Caterpillars - Caterpillars EP
Record Label: Unsigned
Release Date: Fall 2008
Amazement is a rarity around here. I could discuss some hyperbolic story about the last time I felt it - 1994 and glue that smelled like Froot Loops was involved - but I won’t. I’m not sure what it is about my wiring that disallows me this simple joy. Actually, to be honest, I blame porn. For your sake I won’t get into the why’s of it. Covering my bases with such stupid words is just a defense mechanism in case this happy sentiment is rushed and completely forced. Is 6 days really enough time to call Caterpillars amazing? Aren’t these pure emotions supposed to be instantaneous; i.e. “you just know”? I reckon Edison knew he had done something awesome immediately, but for some reason I feel like Einstein possessed a lot of self-doubt. Einstein and me, we’re not so different. Oh right, music.

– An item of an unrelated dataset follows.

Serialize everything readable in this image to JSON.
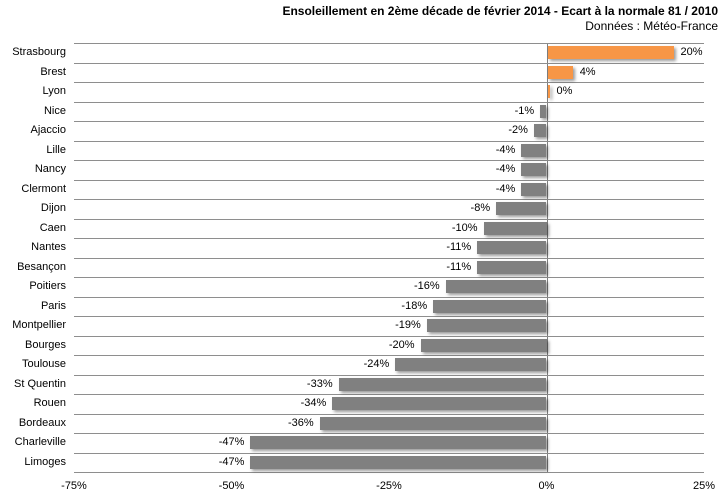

Caterpillars are fantastic, and that’s the most effective way to put it. (No it’s not. - Editor) For such a young band, their polished melodies and light atmospheres sound miraculous. I almost suspect wrongdoing, but I won’t investigate for fear of bursting my own bubble. The five songs on this self-titled EP run the gamut from gorgeous to pulsing to dramatic to dazzling. Caterpillars use synths extremely effectively, so each electronic note adds to the experience rather than detracts from it. “Bury Your Words”, for example, burgeons to impressive depths with slight beeps and tricky drums. It’s full-bodied and intense while still being easy on the ears for those nights you need to relax. In this case relaxation does not imply boredom.
Vocally, the band sits somewhere in between Colonies and The Postal Service, so expect wonders. The singing could have easily been polished to the point of annoyance, but instead there is just a smidge of grime and humanness left in. This insistence on keeping the focus on living and feeling rather than technology and wiring can be directly attributed to producer Ed Rose, who’s about as famous as a producer can be, which is to say not very! (Just kidding, Mr. Rose.)
“I’ve Been Lost” might have landed on my top songs of 2008 list had I not heard it last week. An electronic drumbeat punctuates vocals dripping in echoes and effects. Lyrics like “I have seen this part of the world far too many times / And I’ve been lost for far too long” reek of a desire for bigger and better. This is a band feening for respect, grasping for fame and hoping to make a dream come true. The best part is that Caterpillars can actually reach its goals.
No wait, maybe “A Place To Call My Own” would make the list. Its eruption into rugged guitar riffing and bigger-than-Yao drums is one of those moments you hope never ends. And it’s all in direct opposition to the rather breezy vocals. Everything you could want out of a song is here, and by that I mean the strategy and subsequent construction behind these songs is so thoughtfully crafted that you’ll wonder why anyone would write songs that don’t sound like this. Amazing.
Recommended If You Like: Colonies, Brightwood, towns with people names, The Postal Service, people with...town names?
Hah yeah. I was hoping someone would review this EP on AP.
I usually click on anything you post. Because it's always a great read.
Not to be the kiss-ass, but I agree as well. Very solid review, thanks for posting about these guys. They have a great atmospheric sound, I have to add them to my already-massive list of CD's I have to buy with Christmas cash.